Le phénomène de captation du carbone s'explique en grande partie par l'activité de photosynthétique des végétaux mais aussi celle de certains microorganismes capables de fixer le CO₂. Dans une tourbière en bon état, la saturation en eau et par conséquence, la réduction de la quantité d’oxygène dans la tourbe, ralentissent fortement la décomposition de la matière organique. « Une tourbière fonctionne parce qu'elle est inondée. Cette présence d'eau ralentit l'activité des micro-organismes responsables de la décomposition de la matière organique », explique Béatrice Lauga.
À l'inverse, lorsque le milieu s'assèche sous l'effet du changement climatique ou de certaines activités humaines, la décomposition s'accélère et le carbone stocké peut être relâché dans l'atmosphère sous forme de CO₂. Les chercheurs cherchent donc à comprendre quels micro-organismes interviennent dans ces mécanismes et comment leur activité évolue en fonction des conditions environnementales.
Des éponges naturelles à préserver
Au-delà de leur rôle dans le stockage du carbone, les tourbières rendent d'autres services précieux. Elles contribuent notamment à la gestion de l'eau en absorbant d'importantes quantités lors des épisodes pluvieux. « Il faut comparer une tourbière à une éponge. Elle se charge en eau lors des précipitations puis la relargue progressivement », illustre la chercheuse.
Cette capacité permet de limiter le ruissellement et favorise l'alimentation des nappes phréatiques. Ces milieux restent toutefois fragiles. L'assèchement, certaines pratiques agricoles ou encore les anciennes exploitations de tourbe peuvent perturber leur équilibre. À l'inverse, des pratiques de gestion adaptées, comme le pâturage raisonné, peuvent contribuer à préserver leur biodiversité et leur fonctionnement.
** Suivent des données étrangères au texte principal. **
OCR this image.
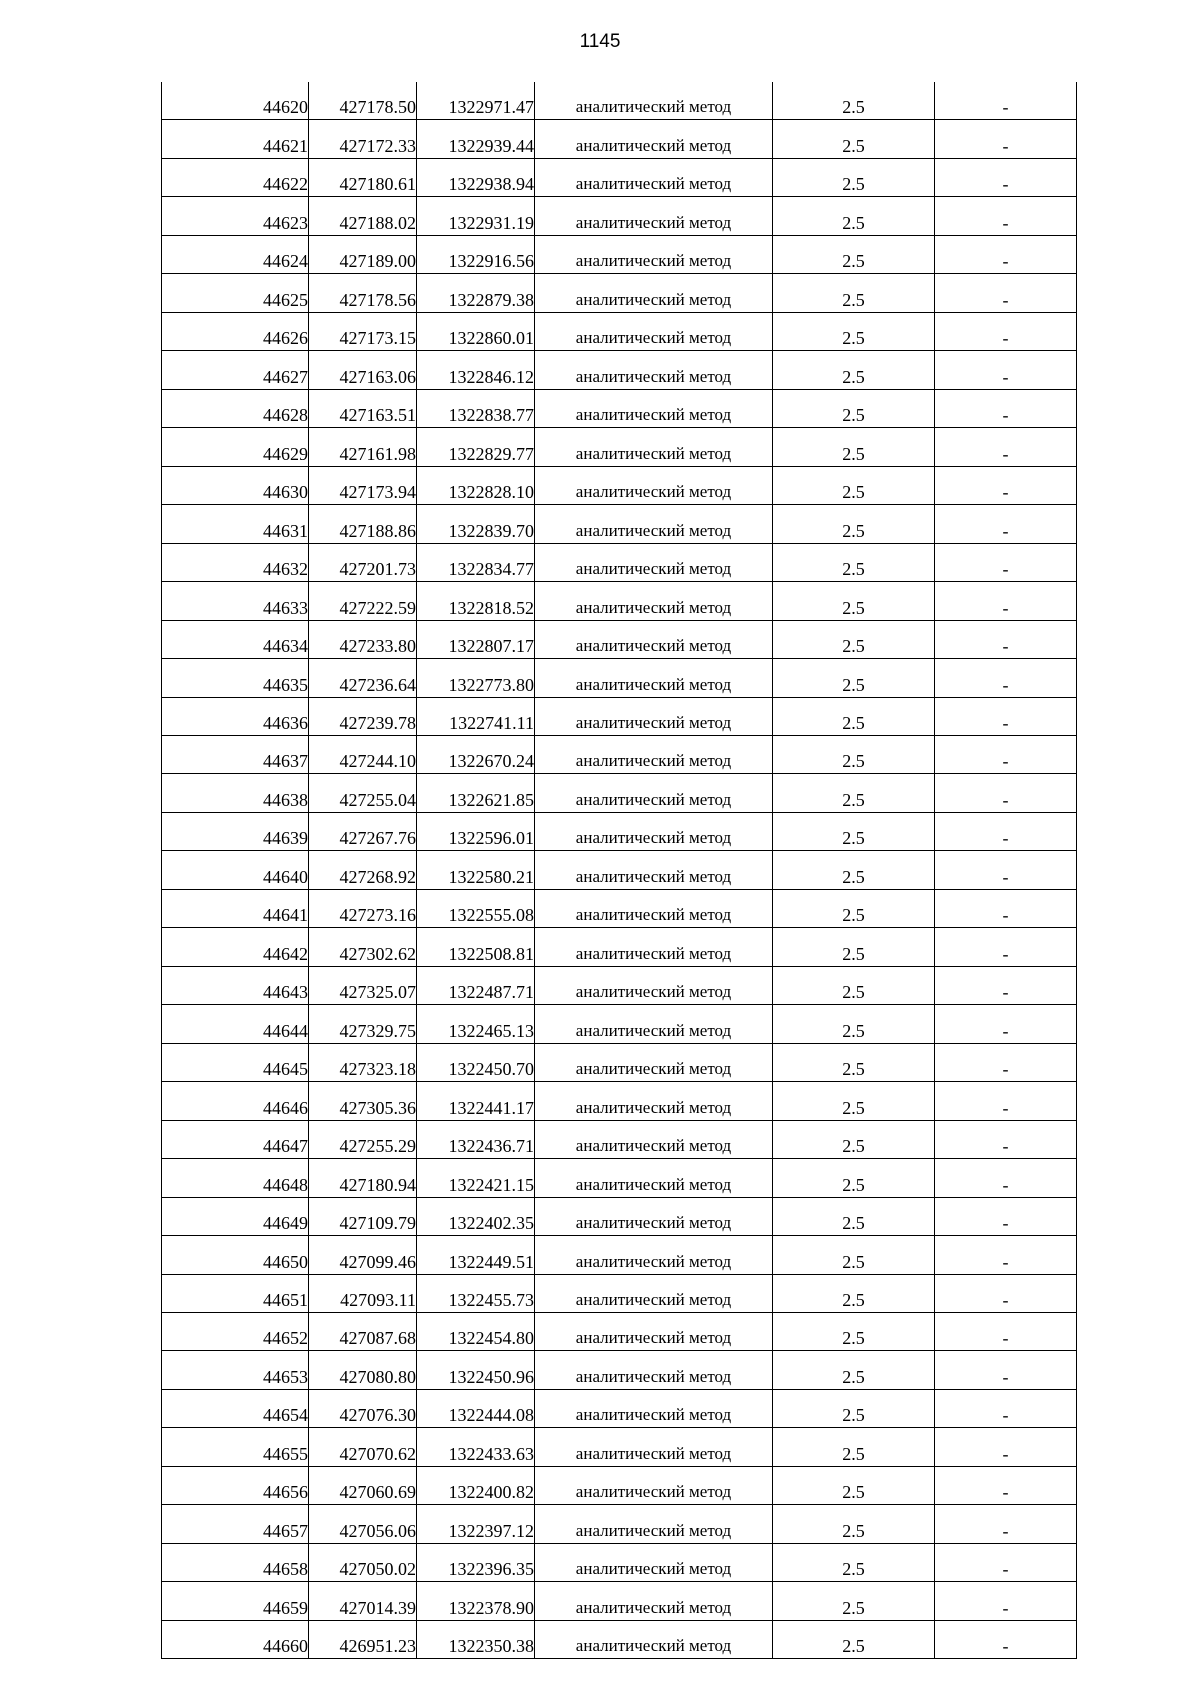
1145
44620	427178.50	1322971.47	аналитический метод	2.5	-
44621	427172.33	1322939.44	аналитический метод	2.5	-
44622	427180.61	1322938.94	аналитический метод	2.5	-
44623	427188.02	1322931.19	аналитический метод	2.5	-
44624	427189.00	1322916.56	аналитический метод	2.5	-
44625	427178.56	1322879.38	аналитический метод	2.5	-
44626	427173.15	1322860.01	аналитический метод	2.5	-
44627	427163.06	1322846.12	аналитический метод	2.5	-
44628	427163.51	1322838.77	аналитический метод	2.5	-
44629	427161.98	1322829.77	аналитический метод	2.5	-
44630	427173.94	1322828.10	аналитический метод	2.5	-
44631	427188.86	1322839.70	аналитический метод	2.5	-
44632	427201.73	1322834.77	аналитический метод	2.5	-
44633	427222.59	1322818.52	аналитический метод	2.5	-
44634	427233.80	1322807.17	аналитический метод	2.5	-
44635	427236.64	1322773.80	аналитический метод	2.5	-
44636	427239.78	1322741.11	аналитический метод	2.5	-
44637	427244.10	1322670.24	аналитический метод	2.5	-
44638	427255.04	1322621.85	аналитический метод	2.5	-
44639	427267.76	1322596.01	аналитический метод	2.5	-
44640	427268.92	1322580.21	аналитический метод	2.5	-
44641	427273.16	1322555.08	аналитический метод	2.5	-
44642	427302.62	1322508.81	аналитический метод	2.5	-
44643	427325.07	1322487.71	аналитический метод	2.5	-
44644	427329.75	1322465.13	аналитический метод	2.5	-
44645	427323.18	1322450.70	аналитический метод	2.5	-
44646	427305.36	1322441.17	аналитический метод	2.5	-
44647	427255.29	1322436.71	аналитический метод	2.5	-
44648	427180.94	1322421.15	аналитический метод	2.5	-
44649	427109.79	1322402.35	аналитический метод	2.5	-
44650	427099.46	1322449.51	аналитический метод	2.5	-
44651	427093.11	1322455.73	аналитический метод	2.5	-
44652	427087.68	1322454.80	аналитический метод	2.5	-
44653	427080.80	1322450.96	аналитический метод	2.5	-
44654	427076.30	1322444.08	аналитический метод	2.5	-
44655	427070.62	1322433.63	аналитический метод	2.5	-
44656	427060.69	1322400.82	аналитический метод	2.5	-
44657	427056.06	1322397.12	аналитический метод	2.5	-
44658	427050.02	1322396.35	аналитический метод	2.5	-
44659	427014.39	1322378.90	аналитический метод	2.5	-
44660	426951.23	1322350.38	аналитический метод	2.5	-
Les tourbières stockent environ 30 % du carbone terrestre alors qu'elles ne représentent qu'environ 3 % des surfaces émergéesBéatrice Lauga, chercheuse au CNRS-IPREM
Mieux connaître pour mieux protéger
Face à ces enjeux, les scientifiques cherchent encore à répondre à une question essentielle : les tourbières françaises continuent-elles à stocker du carbone ou certaines ont-elles déjà commencé à en émettre ? « La grosse question aujourd'hui est de savoir comment fonctionnent les tourbières françaises et si elles sont toujours des puits de carbone », résume Béatrice Lauga.
Pour y répondre, un vaste travail d'inventaire est actuellement mené à l'échelle nationale. Un Atlas des tourbières françaises doit prochainement paraître afin de mieux documenter ces milieux, leur répartition et leurs spécificités régionales.
Grâce aux suivis engagés dans le cadre de Life Pyrenees4Clima, les chercheurs espèrent mieux comprendre l'évolution de ces écosystèmes et fournir aux gestionnaires des outils précieux pour les préserver. Car derrière leur apparente discrétion, les tourbières constituent l'un des alliés naturels les plus efficaces face au changement climatique.